GUITARE

Boulou FERRE

Boulou FERRE

 

 


 

 

 

 

 

 

 

Free jazz, Swing, Jazz manouche, Guitare classique.

Fils de l’emminent guitariste Matelo Ferret et neveu des non moins célèbres Baro et Sarane Ferret, tous membres du Quintette du Hot Club de France fondé par Django Reinhardt et Stéphane Grappelli, Boulou Ferré commence dès son plus jeune âge l’étude des instruments.

Dès l’origine, le jeune Boulou appartient à cette catégorie très rare des musiciens habités, et c’est par une éducation très rigoureuse qu’il fera ses études musicales.
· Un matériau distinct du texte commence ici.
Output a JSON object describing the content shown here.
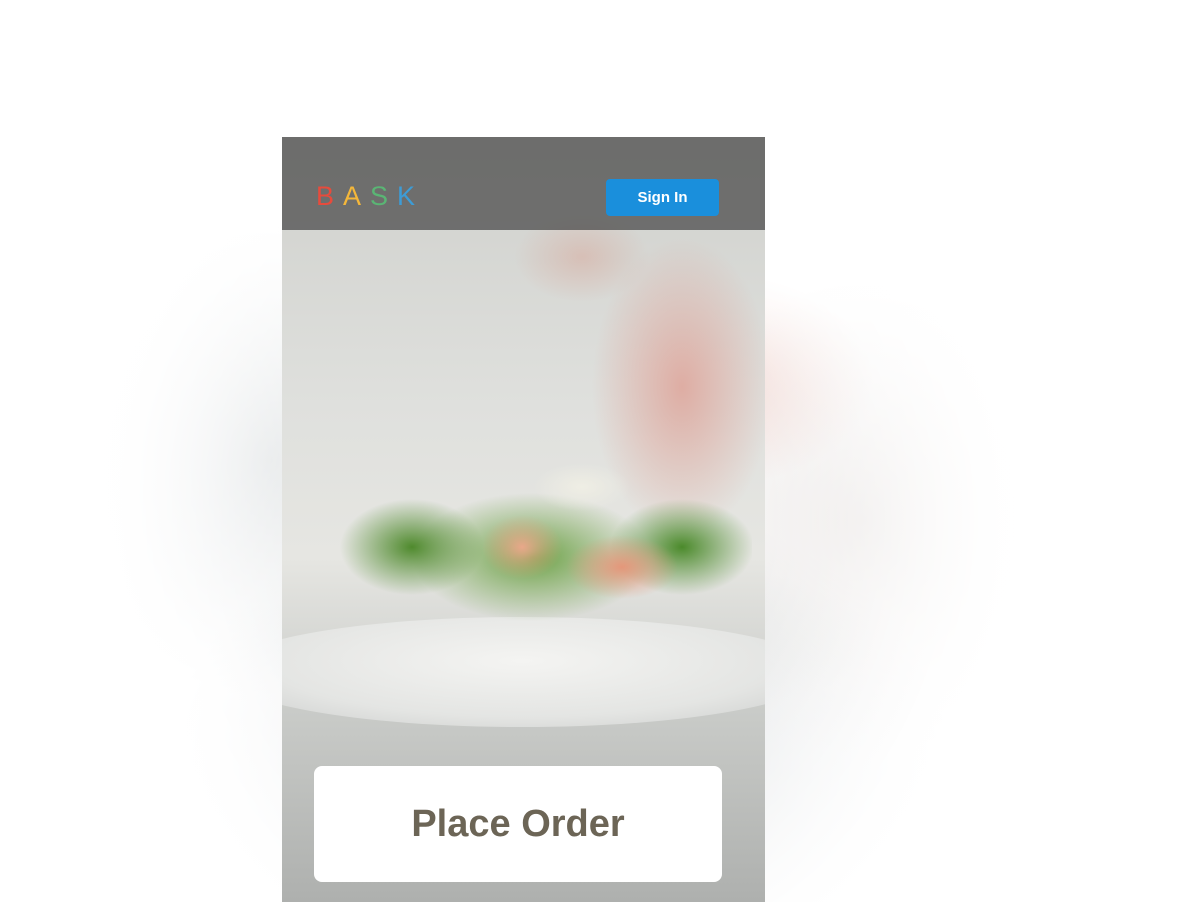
{
  "header": {
    "logo_letters": [
      {
        "char": "B",
        "color": "#e74b3c"
      },
      {
        "char": "A",
        "color": "#f4b73a"
      },
      {
        "char": "S",
        "color": "#5ab574"
      },
      {
        "char": "K",
        "color": "#3d9cd6"
      }
    ],
    "sign_in_label": "Sign In"
  },
  "main": {
    "place_order_label": "Place Order"
  },
  "colors": {
    "sign_in_button": "#1a8fdc",
    "place_order_text": "#6c6556",
    "header_overlay": "#464646"
  }
}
En 1957, Boulou Ferré n’a alors que six ans, il apprend à jouer avec son père et prend parallèlement des leçons de guitare classique avec Francisco Gil. Deux ans après, il donne son premier concert au musée Guimet. Remarqué par un directeur artistique, le très jeune Boulou Ferré n’a que douze ans lorsqu’il accompagne le chanteur Jean Ferrat et réalise son premier disque pour la maison de disques Barclay.

Musicien prodige, mais également chanteur, il devient la curiosité de la scène de jazz et joue en lever de rideau du légendaire John Coltrane au Festival d’Antibes.

En 1967, il interprète l’Adagio du Concerto d’Ajanjuez pour les besoins du film ‘Les aventures extraordinaires de Cervantès’, avec Horst Buccholz et Gina Lollobrigida.

Désireux de sortir du cadre du jazz manouche, le guitariste explore les différentes possibilités de son instrument par l’utilisation d’une guitare électrique munie de pédales à effets (wah-wah) et prend des cours d’harmonie et de composition auprès du compositeur contemporain Olivier Messaien et se perfectionne avec le multi-instrumentiste, compositeur et professeur Jean-Louis Chautemps.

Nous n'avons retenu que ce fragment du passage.